The severe acute respiratory syndrome (Sars) outbreak in Singapore lasted from March to July 2003. The Ministry of Health (MOH) formed a task force to handle the situation on March 15, 2003.
Temperature screening was implemented in schools, workplaces and medical institutions, as well as at border checkpoints. Primary and secondary schools, junior colleges and centralised institutes were shut from late March to mid-April. Home quarantine orders were issued to hundreds.
A dedicated Sars channel was set up to broadcast news and information relating to the disease. It ran from May 21 to July 9, when all countries were taken off the World Health Organisation's (WHO) Sars list.
The outbreak ultimately infected 238 people here and killed 33, including healthcare workers.
H1N1 PANDEMIC (2009)
In response to reports of a global outbreak of the Influenza A (H1N1) virus in April 2009, MOH implemented several precautionary measures. These included contact tracing, home quarantine orders, travel and public health advisories, treatment and vaccination.
Temperature screening at schools, stringent border checks and the screening of visitors to hospitals for flu-like symptoms also took place. The Government ordered a million doses of H1N1 vaccine.

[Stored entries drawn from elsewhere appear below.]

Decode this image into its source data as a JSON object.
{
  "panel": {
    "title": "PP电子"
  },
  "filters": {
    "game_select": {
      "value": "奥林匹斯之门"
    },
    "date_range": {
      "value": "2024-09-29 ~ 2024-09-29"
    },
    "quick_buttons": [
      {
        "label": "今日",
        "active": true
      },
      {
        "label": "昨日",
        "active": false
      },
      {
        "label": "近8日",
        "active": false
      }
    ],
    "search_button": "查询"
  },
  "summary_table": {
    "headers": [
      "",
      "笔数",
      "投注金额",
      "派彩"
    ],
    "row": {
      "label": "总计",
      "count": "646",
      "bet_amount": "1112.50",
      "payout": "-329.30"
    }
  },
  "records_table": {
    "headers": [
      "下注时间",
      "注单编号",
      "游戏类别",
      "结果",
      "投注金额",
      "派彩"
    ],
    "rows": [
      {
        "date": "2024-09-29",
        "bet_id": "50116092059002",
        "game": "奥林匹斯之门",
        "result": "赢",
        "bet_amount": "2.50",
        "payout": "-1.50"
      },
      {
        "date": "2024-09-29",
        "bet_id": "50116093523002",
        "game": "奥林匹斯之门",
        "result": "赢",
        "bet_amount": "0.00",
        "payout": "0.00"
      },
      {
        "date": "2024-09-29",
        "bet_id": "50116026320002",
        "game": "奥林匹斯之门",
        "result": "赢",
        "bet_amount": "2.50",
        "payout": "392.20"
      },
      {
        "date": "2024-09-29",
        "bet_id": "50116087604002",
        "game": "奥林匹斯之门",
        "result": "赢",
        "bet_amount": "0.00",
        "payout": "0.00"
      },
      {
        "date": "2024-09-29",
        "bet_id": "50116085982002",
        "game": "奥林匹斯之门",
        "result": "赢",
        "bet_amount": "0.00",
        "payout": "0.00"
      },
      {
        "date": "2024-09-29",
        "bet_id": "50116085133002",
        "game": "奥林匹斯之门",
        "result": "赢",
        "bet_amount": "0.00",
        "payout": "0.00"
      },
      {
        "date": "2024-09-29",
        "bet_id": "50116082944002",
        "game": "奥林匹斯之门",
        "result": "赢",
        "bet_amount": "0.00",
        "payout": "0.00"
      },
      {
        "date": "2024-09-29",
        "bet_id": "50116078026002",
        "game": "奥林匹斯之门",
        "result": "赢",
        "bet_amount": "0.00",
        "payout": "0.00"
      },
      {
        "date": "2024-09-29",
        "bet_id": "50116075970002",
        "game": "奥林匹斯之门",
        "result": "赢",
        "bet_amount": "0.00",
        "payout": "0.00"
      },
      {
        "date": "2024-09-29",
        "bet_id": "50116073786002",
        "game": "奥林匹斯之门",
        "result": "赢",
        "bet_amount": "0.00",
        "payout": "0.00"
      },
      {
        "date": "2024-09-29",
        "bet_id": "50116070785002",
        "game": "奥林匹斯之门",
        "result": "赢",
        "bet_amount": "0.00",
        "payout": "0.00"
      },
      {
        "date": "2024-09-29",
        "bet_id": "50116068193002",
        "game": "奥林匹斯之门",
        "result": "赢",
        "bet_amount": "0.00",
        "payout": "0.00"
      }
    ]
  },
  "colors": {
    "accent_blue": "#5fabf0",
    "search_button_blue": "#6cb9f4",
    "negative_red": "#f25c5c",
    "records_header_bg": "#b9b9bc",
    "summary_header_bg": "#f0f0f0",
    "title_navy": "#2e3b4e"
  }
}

Singapore reported its first case in late May and the first of over 20 H1N1-related deaths here occurred in mid-July, but the virus ultimately proved to be milder than initially feared.
MERS CORONAVIRUS (2015)
An outbreak of the Middle East respiratory syndrome (Mers) was reported in South Korea in 2015. It was first reported in Saudi Arabia in 2012.
In response, passengers arriving at Changi Airport from the Middle East and South Korea had their temperatures taken. Hospitals began testing patients with respiratory symptoms who had been to the affected countries. MOH also issued health advisories for travellers arriving from or going to Mers-affected countries.
In 2015, Health Minister Gan Kim Yong revealed that 62 suspected cases were investigated but all tested negative for the virus.
MOH confirmed the localised community spread of the Zika virus, which is transmitted primarily by the Aedes mosquito, on Aug 28, 2016. By the end of the year, there were over 450 confirmed cases.
The virus causes relatively mild or even no symptoms but can be passed from a pregnant woman to her foetus, causing microcephaly and other birth defects.
Singapore's response was praised by the WHO.
Scientists from the Agency for Science, Technology and Research (A*Star) invented a cheap test kit that can check for the dengue, chikungunya and Zika viruses in just two hours. The National Public Health Laboratory and A*Star also sequenced the genome of the Zika virus.
Several MPs distributed mosquito repellent and information posters to residents. Government agencies, grassroots leaders and volunteer groups also started educational campaigns.